Thursday, 11 April 2013

The Hugh Lane - the permanent collection

The Hugh Lane, Dublin City Gallery, Parnell Square. Some of the works in their permanent collection that I particularly liked. 19th century and related works in this post.
The Diligence in the Snow, Gustave Courbet, 1819

A good example of Courbet's realism, this painting is thought to derive from an accident Courbet witnessed while on a hunting trip near his birthplace. The coach is overturned in snowdrifts so deep and sculpted that they resemble a stormy sea, the small figures dwarfed by the expansive landscape setting. The brooding sky heightens the sense of drama and the isolation of the struggling group.

Lavacourt under Snow, Claude Monet, 1878-79

A simple composition, allowing the artist to focus on the light effects on the snow.

Thoroughbred Horse, Edgar Edgas, 1865-81

Degas' interest in movement is manifest in this sculpture where the exposed spinal cord is the means of emphasizing this.

A Peasant Woman, Edgar Degas, 1871

Even though Degas is seen as an Impressionist, and drew on contemporary life for his paintings, his work differs from the work of other Impressionists in that it displays no dissolution of form. His preoccupation in this small painting was to tackle the problems of painting white material against light, with its opposing qualities of transparency and opacity. The girl's white headdress is illuminated by the bright sunlight that pours in through a transparent white curtain. This painting also reveals his preoccupation with contre-jour, modelling mass against light.

The Age of Bronze, August Rodin, 1976-77

When the Franco-Prussian war broke out, commissions became scarce and Rodin went to Brussels for several years. There, he first received public recognition with this life-size nude, which he exhibited in 1977. There is no attempt to idealise this figure and this uncompromising naturalism led to controversy and allegations that it was cast from life when the work was exhibited at the Paris Salon under the new title, The Age of Bronze. It is a representation of one of the four ages of  man as described by Hesiod. Michelangelo's influence is in evidence here, recalling Dying Slave.

Jour d'Ete, Berthe Morisot, 1879

Even though this is part of the Hugh Lane's permanent collection, we did not see it as it was not being exhibited at the time we visited. I wanted to include it however, and so I have.

An informal composition, featuring two fashionably dressed young women, in a boat floating on a lake. One of the women is seen in profile and appears to be observing three ducks nearby, while the other woman looks directly out at the viewer. On the far shore, there is a tiny detail of a horse-drawn carriage moving swiftly along.

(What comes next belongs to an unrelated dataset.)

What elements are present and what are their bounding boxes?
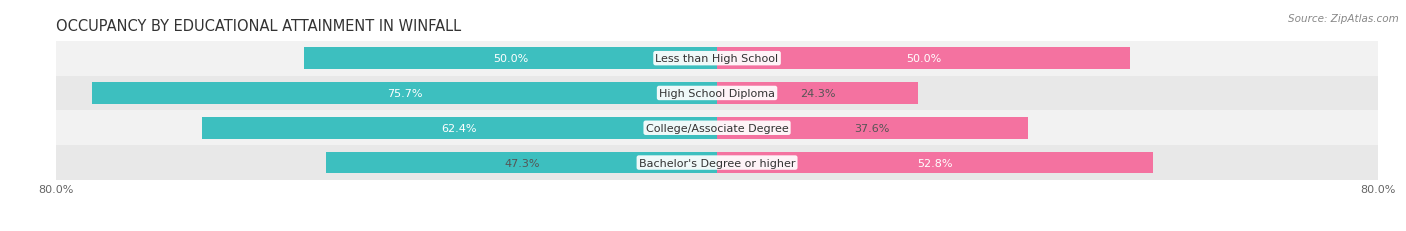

Morisot's technique, based on touches of paint applied in every direction, gives her works a transparent, iridescent quality evident in the shimmering water. The painting is quintessentially impressionist in its attempt to capture the play of light in the scene.

Waterloo Bridge, Claude Monet, 1900

Like all the Impressionists, Monet worked 'en plein air'. He carried half a dozen or more canvases to a chosen spot and set up a different canvas every half hour, returning to complete the picture when the light was the same, in resolute fidelity to the impression, to the quality of light and atmosphere and to the subtle changes that appeared in the course of the day. The early morning traffic in this painting is indicated by light touches of vibrant reds and pinks. The vertical smoking chimneys in the distance counterbalance the horizontality of the bridge. His intention was to capture the essence of London, with its extraordinary light effects and atmosphere created by the combination of mist and smoke, both industrial and domestic.

Boulevard de Clichy, Pierre Bonnard, 1911

The Boulevard de Clichy on a rainy day with the dome of the Sacre Coeur visible in the background.
A painting that is close to Impressionism, not just because of the depiction of modern life, but also in the handling of the brustroke.  Influences from Japanese woodblock prints, photography and the work of Degas are also evident.

Sur La Plage, Edgar Degas, 1917

The flattened figures in this painting owe a debt to Japanese woodcuts, as does the chopped frame, particularly around the bag and umbrella. The combining influences of Oriental composition and Western imagery result in a revolutionary realism.

Japanese Switzerland, John Lavery, 1913.